La malattia fungina che stermina gli anfibi porta a picchi di malaria

Uno studio che mette in evidenza l'importanza della biodiversità per la salute umana

[28 Settembre 2022]

Tra gli anni ’80 e 2000. decine di specie di rane, salamandre e altri anfibi sono scomparse silenziosamente da molte aree dell’America Latina, estinzioni locali o globali che hanno suscitato scarso interesse tra l’opinione pubblica, escluso un piccolo gruppo di ecologisti. Eppure, secondo lo studio “Amphibian collapses increased malaria incidence in Central America”, pubblicato su Environmental Research Letters da un team di ricercatori statunitensi, panamensi e keniani, «Il declino degli anfibi ha avuto conseguenze dirette sulla salute delle persone».

Infatti, lo studio collega la scomparsa di un anfibio in Costa Rica e Panama con un picco di casi di malaria nella regione ed evidenzia che «Al culmine del picco, fino a 1 persona ogni 1.000 ogni anno ha contratto la malaria che normalmente non ci sarebbe stata se non si fosse verificata la morte dell’anfibio».

Il principale autore dello studio, Michael Springborn del Department of environmental science and policy dell’università della California – Davis, ricorda che «Gli ecosistemi stabili sono alla base di tutti i tipi di aspetti del benessere umano, compresa la regolazione dei processi importanti per la prevenzione e la salute delle malattie. Se permettiamo che si verifichino enormi interruzioni dell’ecosistema, possono avere un impatto sostanziale sulla salute umana in modi difficili da prevedere in anticipo e difficili da controllare una volta che sono in corso».

Dall’inizio degli anni ’80 alla metà degli anni ’90, il Batrachochytrium dendrobatidis (Bd), un micidiale patogeno fungino, si è diffuso nel Costa Rica, devastando le popolazioni di anfibi. Poi, negli anni 2000, questo fungo chitride degli anfibi ha continuato il suo percorso verso est attraverso Panama. In tutto il mondo il Bd ha portato all’estinzione di almeno 90 specie di anfibi e al declino di almeno altre 500 specie.

Poco dopo la morte di massa di anfibi in Costa Rica e Panama, entrambi i Paesi hanno registrato un picco di casi di malaria.

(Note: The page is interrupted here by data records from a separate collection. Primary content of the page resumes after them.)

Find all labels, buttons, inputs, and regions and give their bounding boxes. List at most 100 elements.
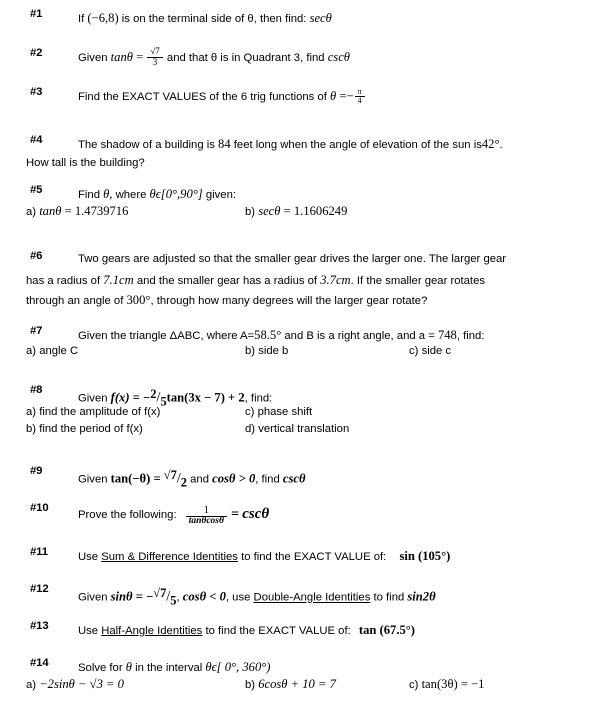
problem-12-cond: cosθ < 0 [182,589,226,604]
problem-14-part-a-label: a) [26,679,37,691]
problem-13-lead: Use [78,625,99,637]
worksheet-page: #1 If (−6,8) is on the terminal side of … [0,0,603,727]
problem-8-part-c-text: phase shift [257,406,313,418]
problem-9-fraction: √7/2 [164,465,187,493]
problem-12-lead: Given [78,591,108,604]
problem-8-part-c: c) phase shift [245,406,312,418]
problem-10-fraction: 1 tanθcosθ [185,505,227,528]
problem-8-part-b-label: b) [26,423,37,435]
problem-1-body: If (−6,8) is on the terminal side of θ, … [78,8,599,28]
problem-14-part-a-text: −2sinθ − √3 = 0 [39,677,124,691]
problem-3-var: θ [330,89,337,103]
problem-13-mid: to find the EXACT VALUE of: [205,625,351,637]
problem-12-fraction: √7/5 [153,583,176,611]
problem-8-eq: = [132,390,140,405]
problem-8-part-d-label: d) [245,423,256,435]
problem-6-large-radius: 7.1cm [103,273,134,287]
problem-13-identity: Half-Angle Identities [101,625,203,637]
problem-2-lead: Given [78,52,108,64]
problem-8-lead: Given [78,392,108,405]
problem-6-line2-a: has a radius of [26,275,101,287]
problem-6-line3: through an angle of 300°, through how ma… [26,290,427,310]
problem-14-part-c: c) tan(3θ) = −1 [409,677,484,692]
problem-4-body: The shadow of a building is 84 feet long… [78,134,597,154]
problem-5-where: where [115,189,147,201]
problem-1-answer-fn: secθ [309,11,332,25]
problem-13-body: Use Half-Angle Identities to find the EX… [78,620,599,640]
problem-12-mid: , use [225,591,251,604]
problem-7-part-b: b) side b [245,345,288,357]
problem-7-part-c-label: c) [409,345,419,357]
problem-8-part-b: b) find the period of f(x) [26,423,143,435]
problem-6-rotation: 300° [126,293,151,307]
problem-11-body: Use Sum & Difference Identities to find … [78,546,599,566]
problem-5-part-a-label: a) [26,206,37,218]
problem-5-part-b-value: 1.1606249 [293,204,348,218]
problem-5-part-a: a) tanθ = 1.4739716 [26,204,128,219]
problem-12-body: Given sinθ = −√7/5, cosθ < 0, use Double… [78,583,599,611]
problem-14-body: Solve for θ in the interval θϵ[ 0°, 360°… [78,657,599,677]
problem-6-line3-b: , through how many degrees will the larg… [150,295,428,307]
problem-1-mid: is on the terminal side of θ, then find: [121,13,307,25]
problem-5-tail: given: [205,189,237,201]
problem-8-part-a-label: a) [26,406,37,418]
problem-9-mid: and [190,473,209,486]
problem-14-number: #14 [30,657,49,669]
problem-6-line2: has a radius of 7.1cm and the smaller ge… [26,270,485,290]
problem-8-part-b-text: find the period of f(x) [39,423,143,435]
problem-12-fn: sinθ [110,589,133,604]
problem-5-var: θ, [103,187,113,201]
problem-4-shadow-length: 84 [218,137,231,151]
problem-12-eq: = [135,589,143,604]
problem-5-part-a-value: 1.4739716 [74,204,129,218]
problem-6-line2-b: and the smaller gear has a radius of [136,275,318,287]
problem-1-lead: If [78,13,85,25]
problem-9-fraction-numerator: √7 [163,468,177,482]
problem-10-rhs: cscθ [242,506,270,522]
problem-7-angle-a: 58.5° [254,328,282,342]
problem-6-line3-a: through an angle of [26,295,124,307]
problem-14-part-b-label: b) [245,679,256,691]
problem-12-identity: Double-Angle Identities [253,591,371,604]
problem-5-part-a-fn: tanθ [39,204,62,218]
problem-6-line2-c: . If the smaller gear rotates [350,275,486,287]
problem-14-part-b-text: 6cosθ + 10 = 7 [258,677,336,691]
problem-3-fraction: π4 [354,87,365,106]
problem-2-fraction-denominator: 3 [152,56,158,67]
problem-10-body: Prove the following: 1 tanθcosθ = cscθ [78,502,599,527]
problem-2-body: Given tanθ = √7 3 and that θ is in Quadra… [78,47,599,67]
problem-14-mid: in the interval [135,662,203,674]
problem-7-part-b-label: b) [245,345,256,357]
problem-5-part-b-label: b) [245,206,256,218]
problem-7-tail: , find: [456,330,485,342]
problem-8-part-a: a) find the amplitude of f(x) [26,406,160,418]
problem-7-part-a: a) angle C [26,345,78,357]
problem-5-part-b-fn: secθ [258,204,281,218]
problem-11-lead: Use [78,551,99,563]
problem-3-body: Find the EXACT VALUES of the 6 trig func… [78,86,599,106]
problem-7-part-c: c) side c [409,345,451,357]
problem-3-sign: − [346,89,354,103]
problem-12-sign: − [146,589,154,604]
problem-5-interval: θϵ[0°,90°] [149,187,203,201]
problem-11-identity: Sum & Difference Identities [101,551,238,563]
problem-7-part-a-text: angle C [39,345,79,357]
problem-11-expr: sin (105°) [399,549,451,563]
problem-6-number: #6 [30,250,43,262]
problem-12-tail: to find [373,591,405,604]
problem-4-line2: How tall is the building? [26,157,145,169]
problem-7-mid: and B is a right angle, and a = [284,330,435,342]
problem-4-line1-b: feet long when the angle of elevation of… [233,139,482,151]
problem-6-small-radius: 3.7cm [320,273,351,287]
problem-2-number: #2 [30,47,43,59]
problem-9-body: Given tan(−θ) = √7/2 and cosθ > 0, find … [78,465,599,493]
problem-14-part-a: a) −2sinθ − √3 = 0 [26,677,124,692]
problem-8-tail: , find: [244,392,273,405]
problem-14-lead: Solve for [78,662,123,674]
problem-12-comma: , [176,591,180,604]
problem-14-interval: θϵ[ 0°, 360°) [205,660,271,674]
problem-2-fraction: √7 3 [147,47,163,67]
problem-14-var: θ [125,660,132,674]
problem-8-part-c-label: c) [245,406,255,418]
problem-12-number: #12 [30,583,49,595]
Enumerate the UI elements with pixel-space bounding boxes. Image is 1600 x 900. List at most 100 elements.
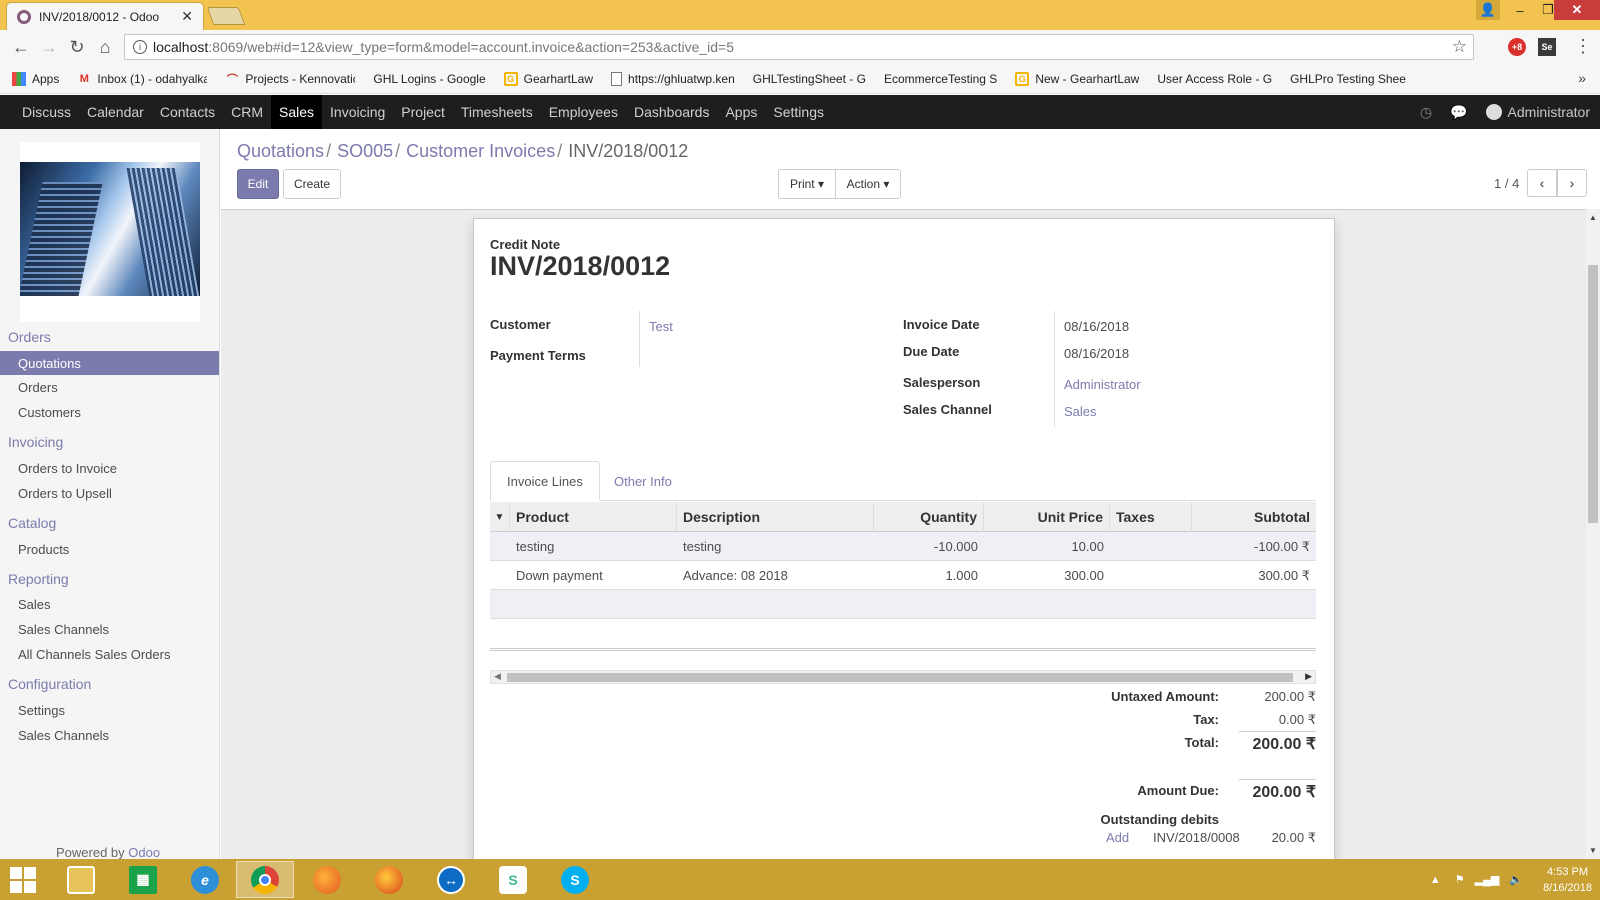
- sidebar-item-orders[interactable]: Orders: [0, 376, 219, 400]
- sidebar-section-catalog[interactable]: Catalog: [8, 515, 56, 531]
- scroll-left-icon[interactable]: ◀: [494, 671, 501, 682]
- bookmark-item[interactable]: GHLPro Testing Shee: [473, 72, 1406, 296]
- sales-channel-value[interactable]: Sales: [1064, 404, 1097, 419]
- column-taxes[interactable]: Taxes: [1110, 502, 1192, 532]
- network-icon[interactable]: ▂▄▆: [1475, 873, 1500, 886]
- sidebar-section-orders[interactable]: Orders: [8, 329, 51, 345]
- tab-close-icon[interactable]: ✕: [181, 8, 193, 25]
- sidebar-item-orders-to-upsell[interactable]: Orders to Upsell: [0, 481, 219, 505]
- internet-explorer-icon[interactable]: e: [176, 861, 234, 898]
- bookmark-item[interactable]: Apps: [12, 71, 59, 86]
- slack-icon[interactable]: S: [484, 861, 542, 898]
- column-unit-price[interactable]: Unit Price: [984, 502, 1110, 532]
- minimize-button[interactable]: –: [1506, 0, 1534, 20]
- menu-calendar[interactable]: Calendar: [79, 95, 152, 129]
- outstanding-add-link[interactable]: Add: [1106, 830, 1129, 845]
- customer-value[interactable]: Test: [649, 319, 673, 334]
- sidebar-item-orders-to-invoice[interactable]: Orders to Invoice: [0, 456, 219, 480]
- firefox-icon[interactable]: [298, 861, 356, 898]
- column-description[interactable]: Description: [677, 502, 874, 532]
- sidebar-item-quotations[interactable]: Quotations: [0, 351, 219, 375]
- firefox-dev-icon[interactable]: [360, 861, 418, 898]
- flag-icon[interactable]: ⚑: [1455, 873, 1465, 886]
- menu-apps[interactable]: Apps: [717, 95, 765, 129]
- breadcrumb-item[interactable]: Quotations: [237, 141, 324, 162]
- menu-invoicing[interactable]: Invoicing: [322, 95, 393, 129]
- menu-settings[interactable]: Settings: [765, 95, 832, 129]
- sidebar-section-configuration[interactable]: Configuration: [8, 676, 91, 692]
- sidebar-item-sales-channels[interactable]: Sales Channels: [0, 618, 219, 642]
- bookmark-item[interactable]: M Inbox (1) - odahyalka: [77, 72, 208, 86]
- sidebar-item-products[interactable]: Products: [0, 537, 219, 561]
- user-avatar[interactable]: [1485, 104, 1502, 120]
- chrome-icon[interactable]: [236, 861, 294, 898]
- edit-button[interactable]: Edit: [237, 169, 279, 199]
- breadcrumb-item[interactable]: SO005: [337, 141, 393, 162]
- bookmark-item[interactable]: User Access Role - G: [473, 72, 1272, 296]
- table-row[interactable]: Down payment Advance: 08 2018 1.000 300.00 3…: [490, 561, 1316, 590]
- address-bar[interactable]: i localhost:8069/web#id=12&view_type=for…: [124, 34, 1474, 60]
- new-tab-button[interactable]: [206, 7, 246, 25]
- back-arrow-icon[interactable]: ←: [10, 36, 32, 58]
- scroll-up-icon[interactable]: ▲: [1589, 213, 1597, 222]
- clock[interactable]: 4:53 PM 8/16/2018: [1543, 864, 1592, 896]
- create-button[interactable]: Create: [283, 169, 341, 199]
- user-name[interactable]: Administrator: [1508, 104, 1590, 120]
- store-icon[interactable]: ▦: [114, 861, 172, 898]
- sort-caret-icon[interactable]: ▼: [490, 502, 510, 532]
- horizontal-scrollbar[interactable]: ◀ ▶: [490, 670, 1316, 684]
- forward-arrow-icon[interactable]: →: [38, 36, 60, 58]
- tab-other-info[interactable]: Other Info: [598, 461, 688, 501]
- scroll-down-icon[interactable]: ▼: [1589, 846, 1597, 855]
- browser-menu-icon[interactable]: ⋮: [1574, 36, 1592, 57]
- pager-next-button[interactable]: ›: [1557, 169, 1587, 197]
- column-quantity[interactable]: Quantity: [874, 502, 984, 532]
- menu-contacts[interactable]: Contacts: [152, 95, 223, 129]
- scrollbar-thumb[interactable]: [1588, 265, 1598, 523]
- menu-dashboards[interactable]: Dashboards: [626, 95, 718, 129]
- activity-clock-icon[interactable]: ◷: [1420, 104, 1432, 121]
- home-icon[interactable]: ⌂: [94, 36, 116, 58]
- sidebar-item-sales-channels[interactable]: Sales Channels: [0, 723, 219, 747]
- menu-sales[interactable]: Sales: [270, 95, 323, 129]
- bookmark-item[interactable]: G GearhartLaw: [503, 71, 593, 86]
- reload-icon[interactable]: ↻: [66, 36, 88, 58]
- sidebar-item-all-channels-sales-orders[interactable]: All Channels Sales Orders: [0, 642, 219, 666]
- menu-crm[interactable]: CRM: [223, 95, 271, 129]
- bookmark-item[interactable]: GHLTestingSheet - G: [473, 72, 866, 296]
- sidebar-item-sales[interactable]: Sales: [0, 593, 219, 617]
- sidebar-section-reporting[interactable]: Reporting: [8, 571, 69, 587]
- close-window-button[interactable]: ✕: [1554, 0, 1600, 20]
- vertical-scrollbar[interactable]: ▲ ▼: [1586, 209, 1600, 859]
- volume-icon[interactable]: 🔈: [1509, 873, 1523, 886]
- skype-icon[interactable]: S: [546, 861, 604, 898]
- browser-tab[interactable]: INV/2018/0012 - Odoo ✕: [6, 2, 204, 30]
- bookmark-star-icon[interactable]: ☆: [1452, 37, 1467, 57]
- teamviewer-icon[interactable]: ↔: [422, 861, 480, 898]
- sidebar-item-customers[interactable]: Customers: [0, 401, 219, 425]
- sidebar-item-settings[interactable]: Settings: [0, 698, 219, 722]
- salesperson-value[interactable]: Administrator: [1064, 377, 1141, 392]
- info-icon[interactable]: i: [133, 40, 147, 54]
- bookmark-item[interactable]: EcommerceTesting S: [473, 72, 997, 296]
- menu-timesheets[interactable]: Timesheets: [453, 95, 541, 129]
- breadcrumb-item[interactable]: Customer Invoices: [406, 141, 555, 162]
- tab-invoice-lines[interactable]: Invoice Lines: [490, 461, 600, 501]
- selenium-extension-icon[interactable]: Se: [1538, 38, 1556, 56]
- windows-start-icon[interactable]: [10, 867, 38, 893]
- column-product[interactable]: Product: [510, 502, 677, 532]
- tray-expand-icon[interactable]: ▲: [1430, 874, 1441, 886]
- pager-previous-button[interactable]: ‹: [1527, 169, 1557, 197]
- bookmark-item[interactable]: ⌒ Projects - Kennovatic: [225, 72, 356, 86]
- menu-employees[interactable]: Employees: [541, 95, 626, 129]
- bookmark-item[interactable]: GHL Logins - Google: [373, 72, 487, 296]
- more-bookmarks-icon[interactable]: »: [1578, 70, 1586, 86]
- print-dropdown[interactable]: Print ▾: [778, 169, 836, 199]
- scroll-right-icon[interactable]: ▶: [1305, 671, 1312, 682]
- column-subtotal[interactable]: Subtotal: [1192, 502, 1316, 532]
- scrollbar-thumb[interactable]: [507, 673, 1293, 682]
- sidebar-section-invoicing[interactable]: Invoicing: [8, 434, 63, 450]
- bookmark-item[interactable]: G New - GearhartLaw: [1015, 71, 1139, 86]
- table-row[interactable]: testing testing -10.000 10.00 -100.00 ₹: [490, 532, 1316, 561]
- action-dropdown[interactable]: Action ▾: [835, 169, 901, 199]
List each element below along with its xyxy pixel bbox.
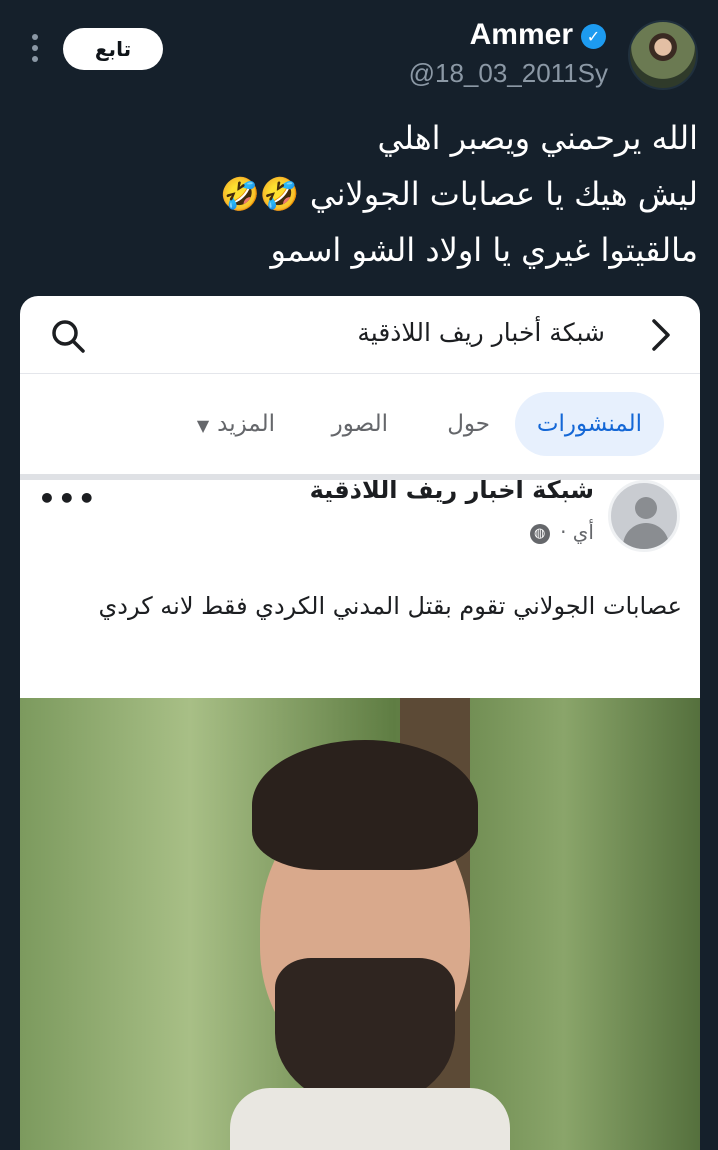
photo-beard bbox=[275, 958, 455, 1108]
tab-more[interactable]: المزيد ▼ bbox=[197, 392, 275, 456]
tweet-text: الله يرحمني ويصبر اهلي ليش هيك يا عصابات… bbox=[18, 110, 698, 278]
post-meta: أي · ◍ bbox=[529, 520, 594, 544]
user-handle[interactable]: @18_03_2011Sy bbox=[409, 58, 608, 89]
more-vertical-icon[interactable] bbox=[29, 34, 41, 68]
chevron-right-icon[interactable] bbox=[650, 318, 672, 352]
page-topbar: شبكة أخبار ريف اللاذقية bbox=[20, 296, 700, 374]
post-avatar[interactable] bbox=[608, 480, 680, 552]
embedded-screenshot[interactable]: شبكة أخبار ريف اللاذقية المنشورات حول ال… bbox=[20, 296, 700, 1150]
more-horizontal-icon[interactable]: ••• bbox=[38, 482, 98, 515]
page-tabs: المنشورات حول الصور المزيد ▼ bbox=[20, 392, 700, 462]
tweet-line: مالقيتوا غيري يا اولاد الشو اسمو bbox=[270, 231, 698, 269]
user-avatar[interactable] bbox=[628, 20, 698, 90]
tweet-header: Ammer ✓ @18_03_2011Sy تابع bbox=[0, 0, 718, 100]
follow-button[interactable]: تابع bbox=[63, 28, 163, 70]
tab-posts[interactable]: المنشورات bbox=[514, 392, 664, 456]
photo-shirt bbox=[230, 1088, 510, 1150]
tab-photos[interactable]: الصور bbox=[332, 392, 388, 456]
photo-hair bbox=[252, 740, 478, 870]
tweet-line: الله يرحمني ويصبر اهلي bbox=[377, 119, 698, 157]
tweet-line: ليش هيك يا عصابات الجولاني 🤣🤣 bbox=[220, 175, 698, 213]
post-photo[interactable] bbox=[20, 698, 700, 1150]
post-text: عصابات الجولاني تقوم بقتل المدني الكردي … bbox=[98, 592, 682, 620]
tab-about[interactable]: حول bbox=[447, 392, 490, 456]
display-name[interactable]: Ammer bbox=[470, 18, 573, 52]
caret-down-icon: ▼ bbox=[196, 416, 210, 435]
verified-badge-icon: ✓ bbox=[581, 24, 606, 49]
post-author[interactable]: شبكة اخبار ريف اللاذقية bbox=[310, 476, 594, 504]
search-icon[interactable] bbox=[50, 318, 86, 354]
globe-icon: ◍ bbox=[529, 523, 550, 544]
page-title: شبكة أخبار ريف اللاذقية bbox=[357, 318, 605, 347]
tab-more-label: المزيد bbox=[217, 411, 275, 437]
post-meta-text: أي · bbox=[560, 520, 594, 544]
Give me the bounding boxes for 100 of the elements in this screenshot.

I ricercatori spiegano che «Alcune rane, salamandre e altri anfibi mangiano centinaia di uova di zanzara ogni giorno. Le zanzare sono un vettore per la malaria». Gli scienziati si sono chiesti, la morte  degli anfibi potrebbe aver influenzato l’aumento dei casi di malaria? Per scoprirlo hanno messo insieme le loro conoscenze sull’ecologia degli anfibi, i dati sulla salute pubblica appena digitalizzati e i metodi di analisi dei dati sviluppati dagli economisti.

Uno degli autori dello studio, Joakim Weill del Federal Reserve Board Usa,sottolinea che «Sappiamo da tempo che esistono interazioni complesse tra gli ecosistemi e la salute umana, ma misurare queste interazioni è ancora incredibilmente difficile. Ci siamo arrivati ​​unendo strumenti e dati che di solito non vanno insieme. Non sapevo cosa studiassero gli erpetologi prima di collaborare con uno di loro!»

I risultati dmostrano «Una chiara connessione tra il momento e il luogo della diffusione del patogeno fungino e il momento e il luogo dell’aumento dei casi di malaria». Gli scienziati fanno notare che «Sebbene non possiamo escludere completamente un altro fattore confondente, non abbiamo trovato prove di altre variabili che potrebbero portare la malaria e seguire lo stesso schema di morte».

Anche la perdita di copertura arborea è stata associata a un aumento dei casi di malaria, ma non nella stessa misura della perdita di anfibi. I normali livelli di perdita della copertura arborea fanno aumentare i casi annuali di malaria fino a 0,12 casi ogni 1.000 persone, rispetto a 1 su 1.000 per la morte degli anfibi.

La principale motivazione che ha spinto i ricercatori a condurre lo studio è la preoccupazione per la futura diffusione di malattie simili attraverso il commercio internazionale di specie selvatiche. Ad esempio, il Batrachochytrieum salamandrivorans , o “Bsal”, minaccia di invadere allo stesso modo del Bd gli ecosistemi attraverso i mercati globali.

Springborn ha concluso: «Le misure che potrebbero aiutare a prevenire la diffusione di agenti patogeni nella fauna selvatica includono l’aggiornamento delle normative commerciali per individuare meglio le specie che ospitano tali malattie, man mano che la nostra conoscenza delle minacce si evolve. I costi per mettere in atto tali misure di protezione sono immediati ed evidenti, ma i vantaggi a lungo termine derivanti dall’evitare interruzioni dell’ecosistema come questa sono più difficili da valutare ma potenzialmente enormi, come dimostra questo studio».